The New York Times also emphasizes the parallels between Sabine and Dior — the outlet describes the series as "a thinly fictionalized version of the Dior success story." The show's creators have stated that they drew inspiration from multiple Parisian designers, including Balenciaga, Fath and Lelong. Still, The New York Times notes some unmistakable similarities between Sabine and Dior — in The Collection, a French cotton magnate bankrolls the House of Sabine.
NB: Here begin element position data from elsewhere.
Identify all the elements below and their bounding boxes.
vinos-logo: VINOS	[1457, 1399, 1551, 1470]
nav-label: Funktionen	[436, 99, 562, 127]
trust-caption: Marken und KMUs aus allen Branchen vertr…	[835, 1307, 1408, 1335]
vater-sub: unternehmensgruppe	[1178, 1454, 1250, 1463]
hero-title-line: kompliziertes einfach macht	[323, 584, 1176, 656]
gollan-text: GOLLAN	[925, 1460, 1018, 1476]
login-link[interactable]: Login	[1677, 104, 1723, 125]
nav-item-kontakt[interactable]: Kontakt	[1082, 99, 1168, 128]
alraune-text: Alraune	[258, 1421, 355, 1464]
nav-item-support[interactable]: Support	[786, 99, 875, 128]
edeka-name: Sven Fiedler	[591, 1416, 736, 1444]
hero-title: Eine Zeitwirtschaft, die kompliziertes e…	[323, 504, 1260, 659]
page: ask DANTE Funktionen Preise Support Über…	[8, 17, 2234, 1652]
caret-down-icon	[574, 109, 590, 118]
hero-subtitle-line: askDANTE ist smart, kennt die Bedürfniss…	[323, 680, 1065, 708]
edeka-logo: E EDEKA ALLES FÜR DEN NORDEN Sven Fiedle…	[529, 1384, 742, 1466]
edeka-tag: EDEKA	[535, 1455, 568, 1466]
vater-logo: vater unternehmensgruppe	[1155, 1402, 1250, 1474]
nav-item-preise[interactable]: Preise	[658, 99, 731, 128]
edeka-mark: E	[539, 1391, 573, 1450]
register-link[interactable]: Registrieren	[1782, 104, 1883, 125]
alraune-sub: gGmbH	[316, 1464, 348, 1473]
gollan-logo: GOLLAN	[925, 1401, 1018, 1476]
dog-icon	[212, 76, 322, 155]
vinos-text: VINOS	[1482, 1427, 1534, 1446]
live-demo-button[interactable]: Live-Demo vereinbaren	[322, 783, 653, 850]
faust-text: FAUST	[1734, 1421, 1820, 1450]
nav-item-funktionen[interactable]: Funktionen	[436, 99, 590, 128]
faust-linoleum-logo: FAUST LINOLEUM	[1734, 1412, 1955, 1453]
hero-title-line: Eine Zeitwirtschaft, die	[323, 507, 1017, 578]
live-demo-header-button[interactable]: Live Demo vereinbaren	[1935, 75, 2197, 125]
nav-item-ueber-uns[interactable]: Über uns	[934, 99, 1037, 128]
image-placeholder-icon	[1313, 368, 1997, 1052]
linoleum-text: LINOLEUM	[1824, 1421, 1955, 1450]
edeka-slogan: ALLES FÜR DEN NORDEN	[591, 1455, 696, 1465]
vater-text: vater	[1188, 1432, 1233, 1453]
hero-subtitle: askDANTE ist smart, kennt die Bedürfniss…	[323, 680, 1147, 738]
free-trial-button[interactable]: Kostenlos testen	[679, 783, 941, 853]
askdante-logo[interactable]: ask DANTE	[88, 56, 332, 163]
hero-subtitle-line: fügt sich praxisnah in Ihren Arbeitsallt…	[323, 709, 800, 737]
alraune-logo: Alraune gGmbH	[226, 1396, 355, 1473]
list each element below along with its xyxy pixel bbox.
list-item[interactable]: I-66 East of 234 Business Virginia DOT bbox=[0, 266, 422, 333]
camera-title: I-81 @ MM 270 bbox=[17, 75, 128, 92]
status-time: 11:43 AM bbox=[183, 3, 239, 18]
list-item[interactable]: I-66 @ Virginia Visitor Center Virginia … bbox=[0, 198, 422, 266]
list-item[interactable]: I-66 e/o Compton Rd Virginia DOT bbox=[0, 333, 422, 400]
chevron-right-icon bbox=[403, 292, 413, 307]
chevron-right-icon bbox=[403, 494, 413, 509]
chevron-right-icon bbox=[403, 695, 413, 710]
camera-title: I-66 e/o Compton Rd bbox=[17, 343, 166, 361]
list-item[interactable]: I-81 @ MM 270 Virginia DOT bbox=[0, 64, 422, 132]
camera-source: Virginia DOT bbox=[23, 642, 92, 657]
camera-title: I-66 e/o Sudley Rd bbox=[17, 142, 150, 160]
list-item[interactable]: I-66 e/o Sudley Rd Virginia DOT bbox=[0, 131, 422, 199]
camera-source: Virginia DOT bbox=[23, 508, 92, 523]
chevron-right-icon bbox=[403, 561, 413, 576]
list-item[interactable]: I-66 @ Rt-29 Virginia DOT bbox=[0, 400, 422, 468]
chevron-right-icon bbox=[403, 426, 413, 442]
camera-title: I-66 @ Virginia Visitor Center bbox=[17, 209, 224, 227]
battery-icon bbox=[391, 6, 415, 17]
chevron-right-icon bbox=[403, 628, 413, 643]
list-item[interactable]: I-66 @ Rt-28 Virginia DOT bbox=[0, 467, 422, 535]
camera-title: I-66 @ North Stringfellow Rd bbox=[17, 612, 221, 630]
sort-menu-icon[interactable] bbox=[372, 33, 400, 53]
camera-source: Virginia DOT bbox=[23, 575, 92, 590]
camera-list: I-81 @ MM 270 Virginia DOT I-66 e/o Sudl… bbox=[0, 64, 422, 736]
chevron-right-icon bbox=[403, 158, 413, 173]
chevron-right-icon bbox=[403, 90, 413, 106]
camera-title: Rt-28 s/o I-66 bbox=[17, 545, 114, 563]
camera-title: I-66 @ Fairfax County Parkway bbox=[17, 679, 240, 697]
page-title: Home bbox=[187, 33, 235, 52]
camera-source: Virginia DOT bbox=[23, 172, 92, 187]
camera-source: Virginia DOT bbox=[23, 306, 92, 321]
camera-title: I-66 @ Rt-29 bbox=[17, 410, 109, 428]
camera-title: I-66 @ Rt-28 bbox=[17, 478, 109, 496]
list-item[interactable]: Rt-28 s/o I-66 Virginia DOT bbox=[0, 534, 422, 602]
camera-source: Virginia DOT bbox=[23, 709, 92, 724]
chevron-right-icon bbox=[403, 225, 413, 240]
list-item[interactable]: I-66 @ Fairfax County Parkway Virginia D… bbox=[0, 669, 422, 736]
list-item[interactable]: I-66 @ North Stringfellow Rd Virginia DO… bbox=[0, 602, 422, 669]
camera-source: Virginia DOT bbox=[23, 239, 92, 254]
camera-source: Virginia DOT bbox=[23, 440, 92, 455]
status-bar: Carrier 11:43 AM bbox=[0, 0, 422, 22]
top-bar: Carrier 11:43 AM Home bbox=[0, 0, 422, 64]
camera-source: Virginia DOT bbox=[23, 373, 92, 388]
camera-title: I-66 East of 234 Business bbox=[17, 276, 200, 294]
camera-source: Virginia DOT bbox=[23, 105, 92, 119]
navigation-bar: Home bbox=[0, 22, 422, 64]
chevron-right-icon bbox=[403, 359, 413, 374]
Dior opened its doors thanks to funding provided by Marcel Boussac, a war profiteer and the country’s cotton king.
In the same article, The New York Times also observes that even the dialogue echoes statements made by Dior. For example, he once said: “In an epoch as somber as ours, luxury must be defended inch by inch.” Characters on the show make similar dramatic declarations such as “Nothing bold or magnificent is built from fear” and "Just remind people that Paris is where it begins and ends!”
So, although not every aspect of The House of Sabine is based on Dior, you may find yourself longing for one of the iconic designer's luxury items after you watch The Collection.